L’intention est évidemment la question de la sécurité de l’IA, mais cette affaire montre aussi que l’IA n’est déjà plus seulement un chatbot.
Quand l’IA commence à lire l’information par elle-même, à écrire du code, à appeler des outils, voire à entrer dans des activités économiques réelles, de nouvelles questions se posent : comment prouver que l’IA devient réellement plus performante ?
Après tout, Doubao dit encore très souvent n’importe quoi.
Donc, si l’IA doit piloter un portefeuille Web3, il faut d’autant plus que tout le monde y prête attention.
Faire résumer un bilan et rédiger un compte rendu, c’est facile : s’il perd de l’argent, il peut te dire où ça a dérapé et quoi modifier la prochaine fois.
Mais le chemin d’une évolution véritable devrait plutôt être : prendre une décision → observer le résultat → chercher les causes → modifier → retester.
La fonction d’auto-évolution NeoTrade récemment lancée par NeoSoul, j’en ai déjà parlé une fois.
Elle traite la transaction comme un « examen pratique » pour l’IA : savoir si ses prédictions sont justes, si la transaction a abouti, le montant des frais et du slippage, et au final si elle a réellement gagné de l’argent. Tout est consigné avec des résultats réels.
Et même après les ajustements, elle peut d’abord être testée dans le marché réel via un shadow run, sans se précipiter pour utiliser de l’argent réel afin d’apprendre de ses erreurs.
Ainsi, à l’avenir, pour évaluer un agent, on ne pourra peut-être pas se contenter de regarder à quel point il est « intelligent » aujourd’hui.
Il faudra aussi voir quelles erreurs il a commises, et surtout s’il est devenu vraiment plus intelligent après avoir fait des erreurs.
C’est peut-être le progrès le plus significatif de l’IA, une fois qu’elle passe de « simple outil » à « acteur économique ».
La société a rendu publics des cas où Claude a été utilisé pour des cyberattaques, des recherches sur des armes, de la surveillance, etc., et a souligné qu’elle continuait à bloquer ces abus.
L’intention est évidemment la question de la sécurité de l’IA, mais cette affaire montre aussi que l’IA n’est déjà plus seulement un chatbot.

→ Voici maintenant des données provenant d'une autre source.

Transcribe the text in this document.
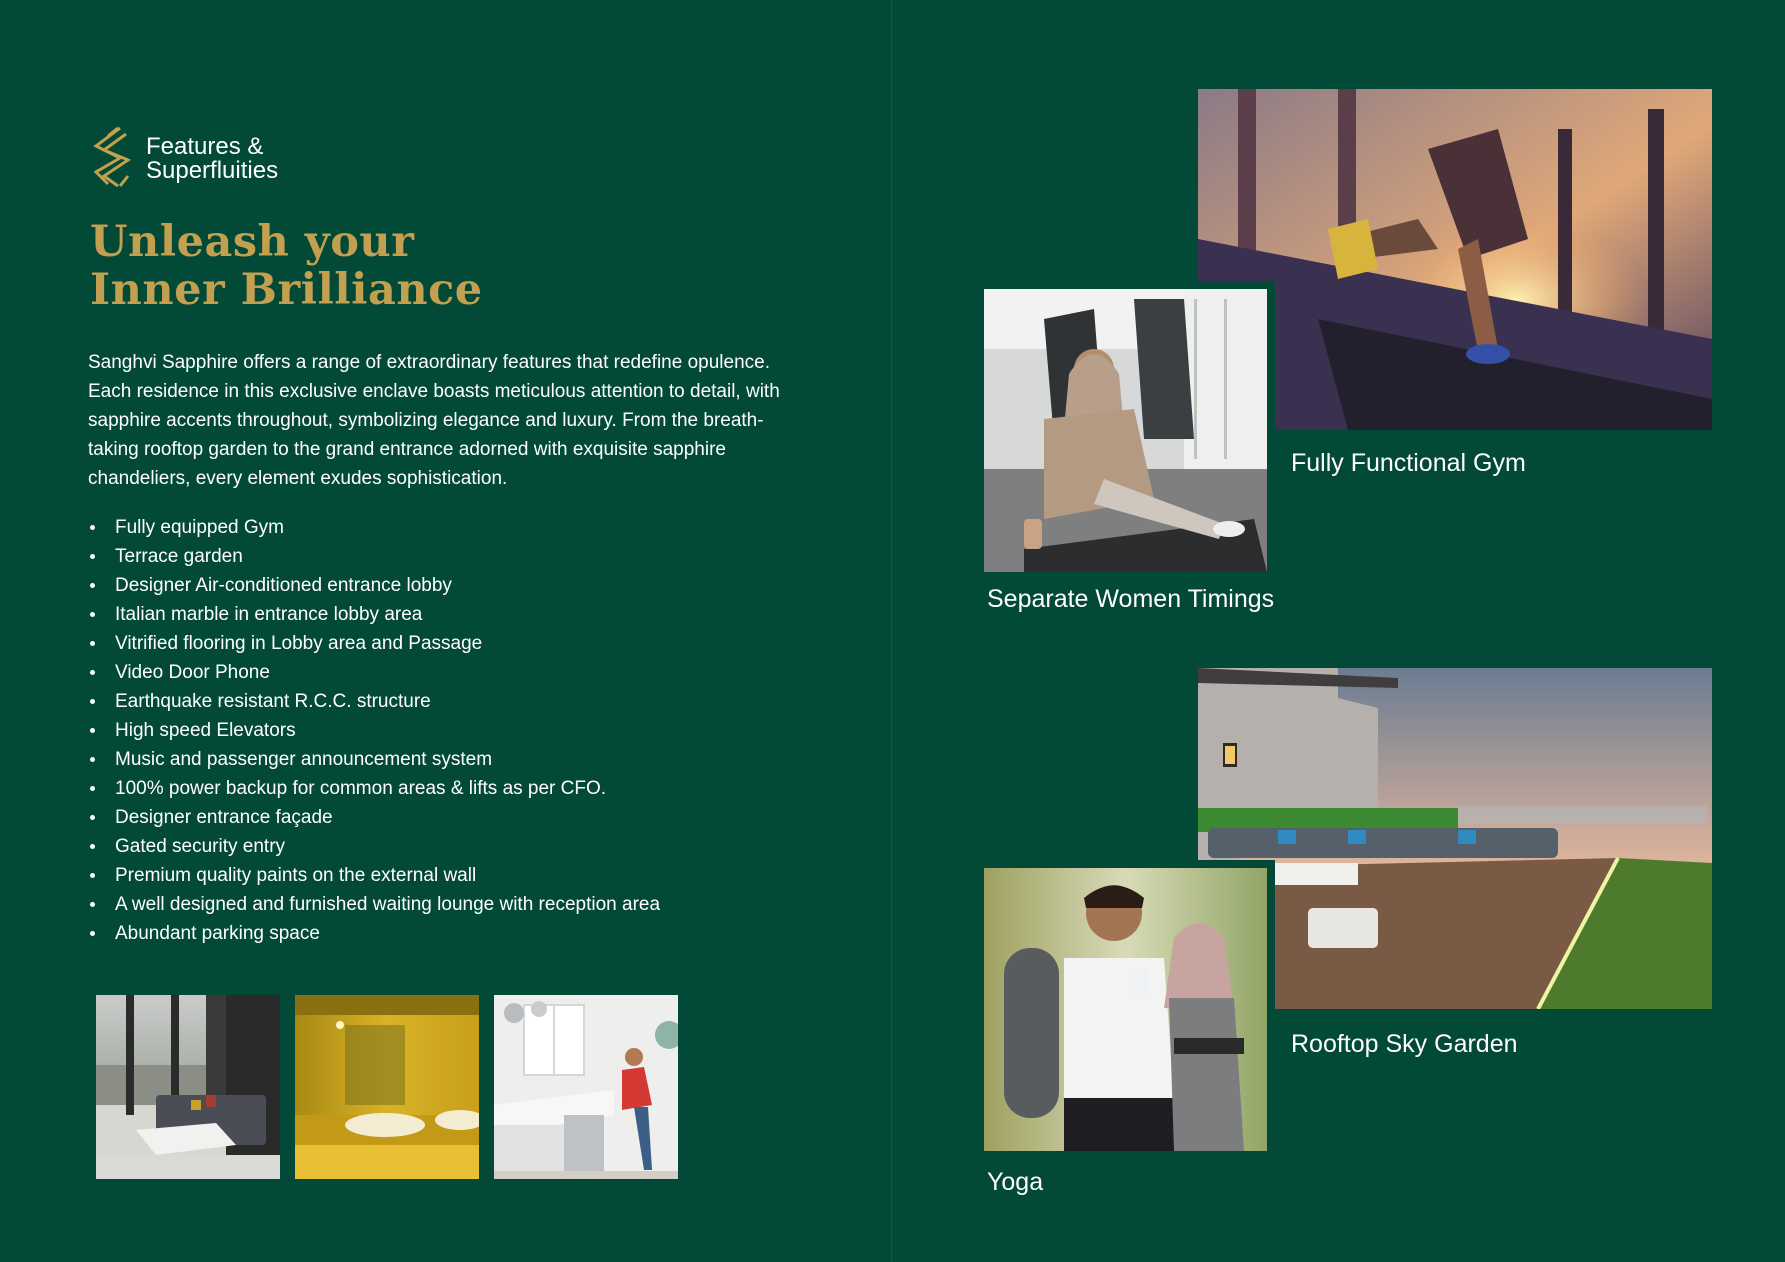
Features &
Superfluities
Unleash your
Inner Brilliance

Sanghvi Sapphire offers a range of extraordinary features that redefine opulence. Each residence in this exclusive enclave boasts meticulous attention to detail, with sapphire accents throughout, symbolizing elegance and luxury. From the breath-taking rooftop garden to the grand entrance adorned with exquisite sapphire chandeliers, every element exudes sophistication.

Fully equipped Gym
Terrace garden
Designer Air-conditioned entrance lobby
Italian marble in entrance lobby area
Vitrified flooring in Lobby area and Passage
Video Door Phone
Earthquake resistant R.C.C. structure
High speed Elevators
Music and passenger announcement system
100% power backup for common areas & lifts as per CFO.
Designer entrance façade
Gated security entry
Premium quality paints on the external wall
A well designed and furnished waiting lounge with reception area
Abundant parking space
Fully Functional Gym
Separate Women Timings
Rooftop Sky Garden
Yoga
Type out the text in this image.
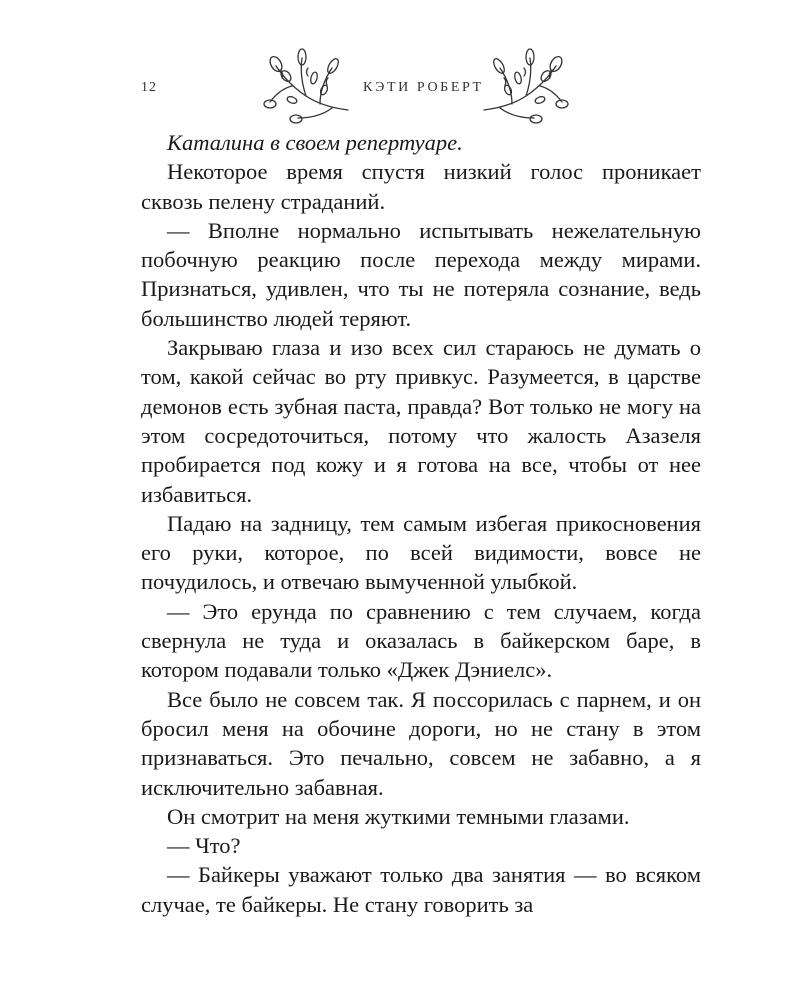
12	КЭТИ РОБЕРТ

Каталина в своем репертуаре.

Некоторое время спустя низкий голос проникает сквозь пелену страданий.

— Вполне нормально испытывать нежелательную побочную реакцию после перехода между мирами. Признаться, удивлен, что ты не потеряла сознание, ведь большинство людей теряют.

Закрываю глаза и изо всех сил стараюсь не думать о том, какой сейчас во рту привкус. Разумеется, в царстве демонов есть зубная паста, правда? Вот только не могу на этом сосредоточиться, потому что жалость Азазеля пробирается под кожу и я готова на все, чтобы от нее избавиться.

Падаю на задницу, тем самым избегая прикосновения его руки, которое, по всей видимости, вовсе не почудилось, и отвечаю вымученной улыбкой.

— Это ерунда по сравнению с тем случаем, когда свернула не туда и оказалась в байкерском баре, в котором подавали только «Джек Дэниелс».

Все было не совсем так. Я поссорилась с парнем, и он бросил меня на обочине дороги, но не стану в этом признаваться. Это печально, совсем не забавно, а я исключительно забавная.

Он смотрит на меня жуткими темными глазами.

— Что?

— Байкеры уважают только два занятия — во всяком случае, те байкеры. Не стану говорить за
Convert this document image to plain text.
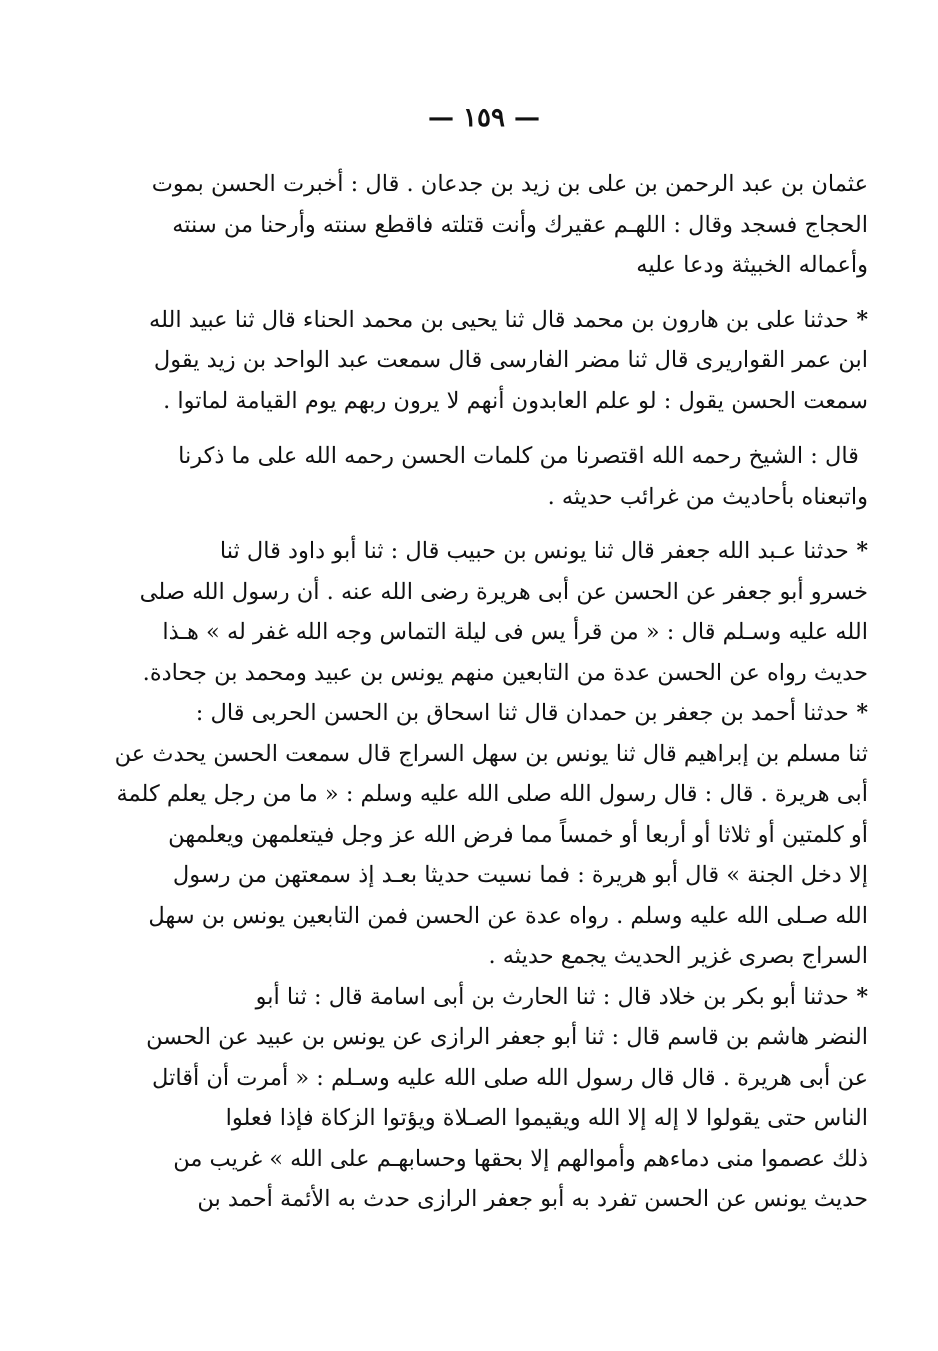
— ١٥٩ —

عثمان بن عبد الرحمن بن على بن زيد بن جدعان . قال : أخبرت الحسن بموت
الحجاج فسجد وقال : اللهـم عقيرك وأنت قتلته فاقطع سنته وأرحنا من سنته
وأعماله الخبيثة ودعا عليه

* حدثنا على بن هارون بن محمد قال ثنا يحيى بن محمد الحناء قال ثنا عبيد الله
ابن عمر القواريرى قال ثنا مضر الفارسى قال سمعت عبد الواحد بن زيد يقول
سمعت الحسن يقول : لو علم العابدون أنهم لا يرون ربهم يوم القيامة لماتوا .

ۚ قال : الشيخ رحمه الله اقتصرنا من كلمات الحسن رحمه الله على ما ذكرنا
واتبعناه بأحاديث من غرائب حديثه .

* حدثنا عـبد الله جعفر قال ثنا يونس بن حبيب قال : ثنا أبو داود قال ثنا
خسرو أبو جعفر عن الحسن عن أبى هريرة رضى الله عنه . أن رسول الله صلى
الله عليه وسـلم قال : « من قرأ يس فى ليلة التماس وجه الله غفر له » هـذا
حديث رواه عن الحسن عدة من التابعين منهم يونس بن عبيد ومحمد بن جحادة.

* حدثنا أحمد بن جعفر بن حمدان قال ثنا اسحاق بن الحسن الحربى قال :
ثنا مسلم بن إبراهيم قال ثنا يونس بن سهل السراج قال سمعت الحسن يحدث عن
أبى هريرة . قال : قال رسول الله صلى الله عليه وسلم : « ما من رجل يعلم كلمة
أو كلمتين أو ثلاثا أو أربعا أو خمساً مما فرض الله عز وجل فيتعلمهن ويعلمهن
إلا دخل الجنة » قال أبو هريرة : فما نسيت حديثا بعـد إذ سمعتهن من رسول
الله صـلى الله عليه وسلم . رواه عدة عن الحسن فمن التابعين يونس بن سهل
السراج بصرى غزير الحديث يجمع حديثه .

* حدثنا أبو بكر بن خلاد قال : ثنا الحارث بن أبى اسامة قال : ثنا أبو
النضر هاشم بن قاسم قال : ثنا أبو جعفر الرازى عن يونس بن عبيد عن الحسن
عن أبى هريرة . قال قال رسول الله صلى الله عليه وسـلم : « أمرت أن أقاتل
الناس حتى يقولوا لا إله إلا الله ويقيموا الصـلاة ويؤتوا الزكاة فإذا فعلوا
ذلك عصموا منى دماءهم وأموالهم إلا بحقها وحسابهـم على الله » غريب من
حديث يونس عن الحسن تفرد به أبو جعفر الرازى حدث به الأئمة أحمد بن
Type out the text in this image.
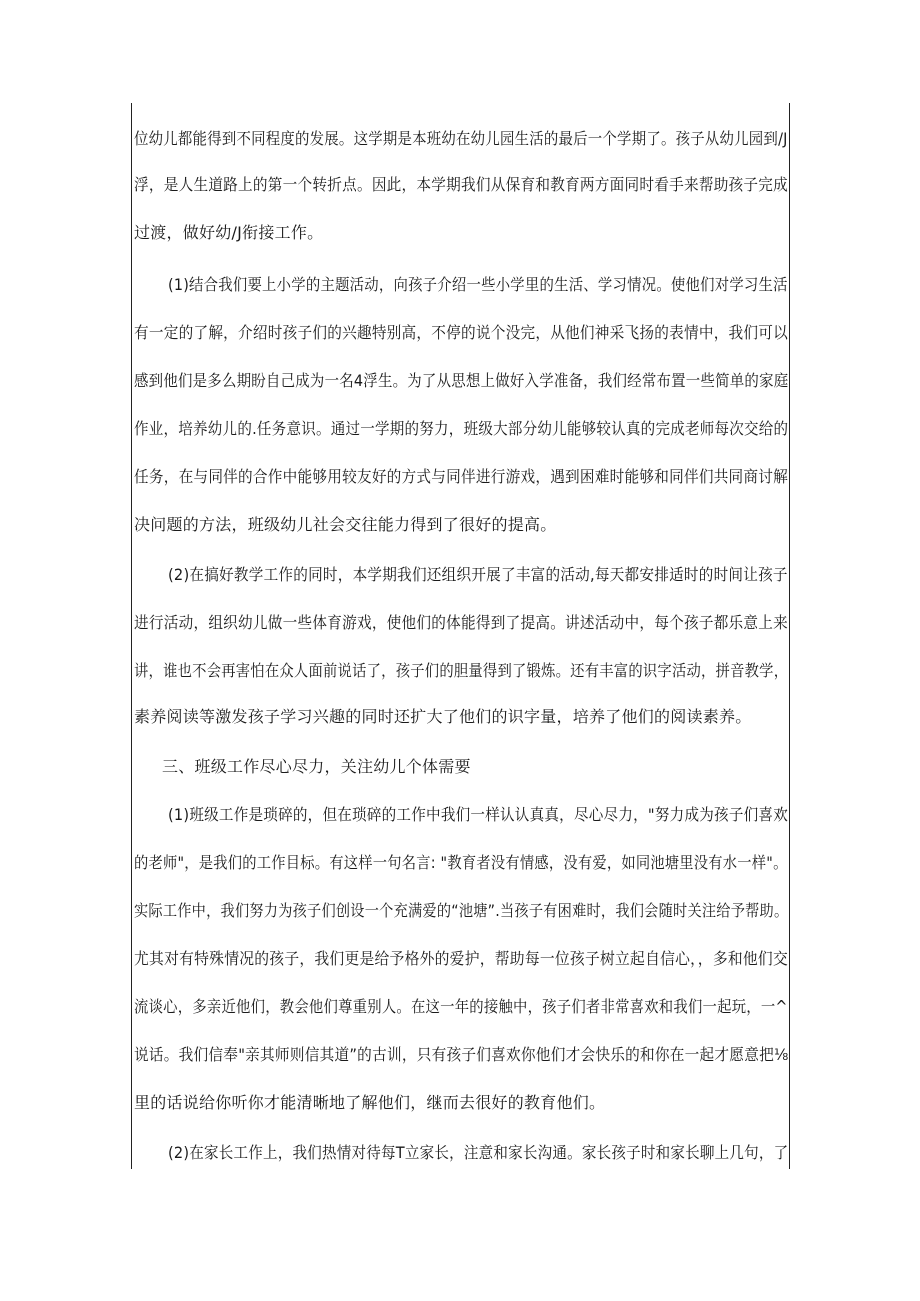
位幼儿都能得到不同程度的发展。这学期是本班幼在幼儿园生活的最后一个学期了。孩子从幼儿园到/J
浮，是人生道路上的第一个转折点。因此，本学期我们从保育和教育两方面同时看手来帮助孩子完成
过渡，做好幼/J衔接工作。
(1)结合我们要上小学的主题活动，向孩子介绍一些小学里的生活、学习情况。使他们对学习生活
有一定的了解，介绍时孩子们的兴趣特别高，不停的说个没完，从他们神采飞扬的表情中，我们可以
感到他们是多么期盼自己成为一名4浮生。为了从思想上做好入学准备，我们经常布置一些简单的家庭
作业，培养幼儿的.任务意识。通过一学期的努力，班级大部分幼儿能够较认真的完成老师每次交给的
任务，在与同伴的合作中能够用较友好的方式与同伴进行游戏，遇到困难时能够和同伴们共同商讨解
决问题的方法，班级幼儿社会交往能力得到了很好的提高。
(2)在搞好教学工作的同时，本学期我们还组织开展了丰富的活动,每天都安排适时的时间让孩子
进行活动，组织幼儿做一些体育游戏，使他们的体能得到了提高。讲述活动中，每个孩子都乐意上来
讲，谁也不会再害怕在众人面前说话了，孩子们的胆量得到了锻炼。还有丰富的识字活动，拼音教学，
素养阅读等激发孩子学习兴趣的同时还扩大了他们的识字量，培养了他们的阅读素养。
三、班级工作尽心尽力，关注幼儿个体需要
(1)班级工作是琐碎的，但在琐碎的工作中我们一样认认真真，尽心尽力，"努力成为孩子们喜欢
的老师"，是我们的工作目标。有这样一句名言: "教育者没有情感，没有爱，如同池塘里没有水一样"。
实际工作中，我们努力为孩子们创设一个充满爱的“池塘”.当孩子有困难时，我们会随时关注给予帮助。
尤其对有特殊情况的孩子，我们更是给予格外的爱护，帮助每一位孩子树立起自信心，，多和他们交
流谈心，多亲近他们，教会他们尊重别人。在这一年的接触中，孩子们者非常喜欢和我们一起玩，一^
说话。我们信奉"亲其师则信其道”的古训，只有孩子们喜欢你他们才会快乐的和你在一起才愿意把⅛
里的话说给你听你才能清晰地了解他们，继而去很好的教育他们。
(2)在家长工作上，我们热情对待每T立家长，注意和家长沟通。家长孩子时和家长聊上几句，了
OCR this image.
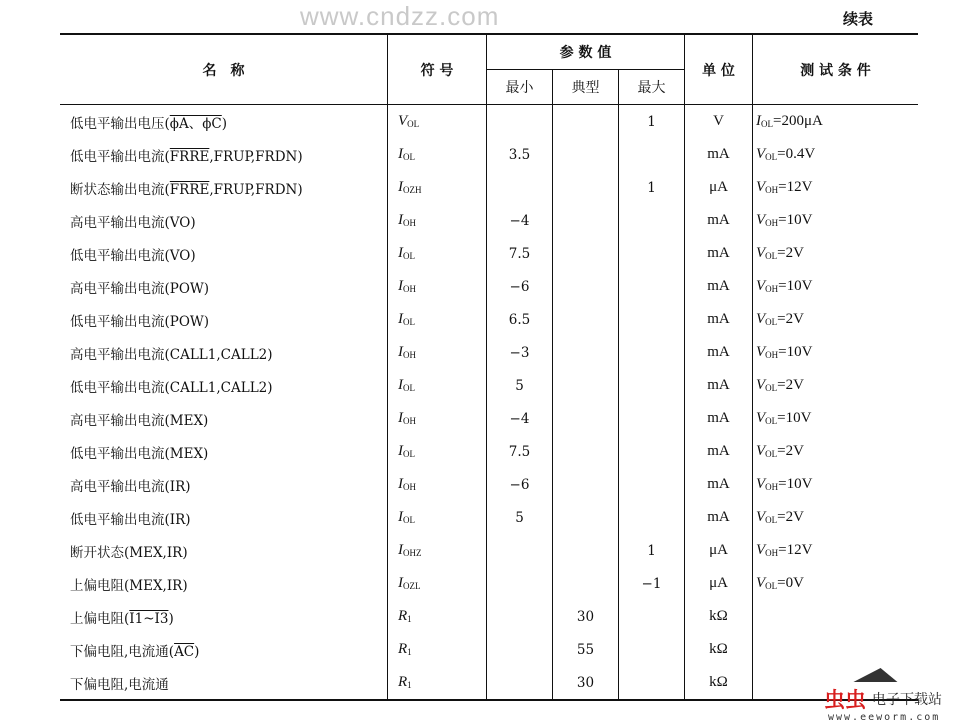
续表
www.cndzz.com
名　称	符 号	参 数 值			单 位	测 试 条 件
		最小	典型	最大		
低电平输出电压(ϕA、ϕC)	$V_{OL}$			1	V	$I_{OL}=200\mu A$
低电平输出电流(FRRE,FRUP,FRDN)	$I_{OL}$	3.5			mA	$V_{OL}=0.4V$
断状态输出电流(FRRE,FRUP,FRDN)	$I_{OZH}$			1	μA	$V_{OH}=12V$
高电平输出电流(VO)	$I_{OH}$	−4			mA	$V_{OH}=10V$
低电平输出电流(VO)	$I_{OL}$	7.5			mA	$V_{OL}=2V$
高电平输出电流(POW)	$I_{OH}$	−6			mA	$V_{OH}=10V$
低电平输出电流(POW)	$I_{OL}$	6.5			mA	$V_{OL}=2V$
高电平输出电流(CALL1,CALL2)	$I_{OH}$	−3			mA	$V_{OH}=10V$
低电平输出电流(CALL1,CALL2)	$I_{OL}$	5			mA	$V_{OL}=2V$
高电平输出电流(MEX)	$I_{OH}$	−4			mA	$V_{OL}=10V$
低电平输出电流(MEX)	$I_{OL}$	7.5			mA	$V_{OL}=2V$
高电平输出电流(IR)	$I_{OH}$	−6			mA	$V_{OH}=10V$
低电平输出电流(IR)	$I_{OL}$	5			mA	$V_{OL}=2V$
断开状态(MEX,IR)	$I_{OHZ}$			1	μA	$V_{OH}=12V$
上偏电阻(MEX,IR)	$I_{OZL}$			−1	μA	$V_{OL}=0V$
上偏电阻(I1~I3)	$R_1$		30		kΩ	
下偏电阻,电流通$(\overline{AC})$	$R_1$		55		kΩ	
下偏电阻,电流通	$R_1$		30		kΩ	
虫虫 电子下载站
www.eeworm.com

Quand l’IA commence à lire l’information par elle-même, à écrire du code, à appeler des outils, voire à entrer dans des activités économiques réelles, de nouvelles questions se posent : comment prouver que l’IA devient réellement plus performante ?
Après tout, Doubao dit encore très souvent n’importe quoi.
Donc, si l’IA doit piloter un portefeuille Web3, il faut d’autant plus que tout le monde y prête attention.
Faire résumer un bilan et rédiger un compte rendu, c’est facile : s’il perd de l’argent, il peut te dire où ça a dérapé et quoi modifier la prochaine fois.
Mais le chemin d’une évolution véritable devrait plutôt être : prendre une décision → observer le résultat → chercher les causes → modifier → retester.
La fonction d’auto-évolution NeoTrade récemment lancée par NeoSoul, j’en ai déjà parlé une fois.
Elle traite la transaction comme un « examen pratique » pour l’IA : savoir si ses prédictions sont justes, si la transaction a abouti, le montant des frais et du slippage, et au final si elle a réellement gagné de l’argent. Tout est consigné avec des résultats réels.
Et même après les ajustements, elle peut d’abord être testée dans le marché réel via un shadow run, sans se précipiter pour utiliser de l’argent réel afin d’apprendre de ses erreurs.
Ainsi, à l’avenir, pour évaluer un agent, on ne pourra peut-être pas se contenter de regarder à quel point il est « intelligent » aujourd’hui.
Il faudra aussi voir quelles erreurs il a commises, et surtout s’il est devenu vraiment plus intelligent après avoir fait des erreurs.
C’est peut-être le progrès le plus significatif de l’IA, une fois qu’elle passe de « simple outil » à « acteur économique ».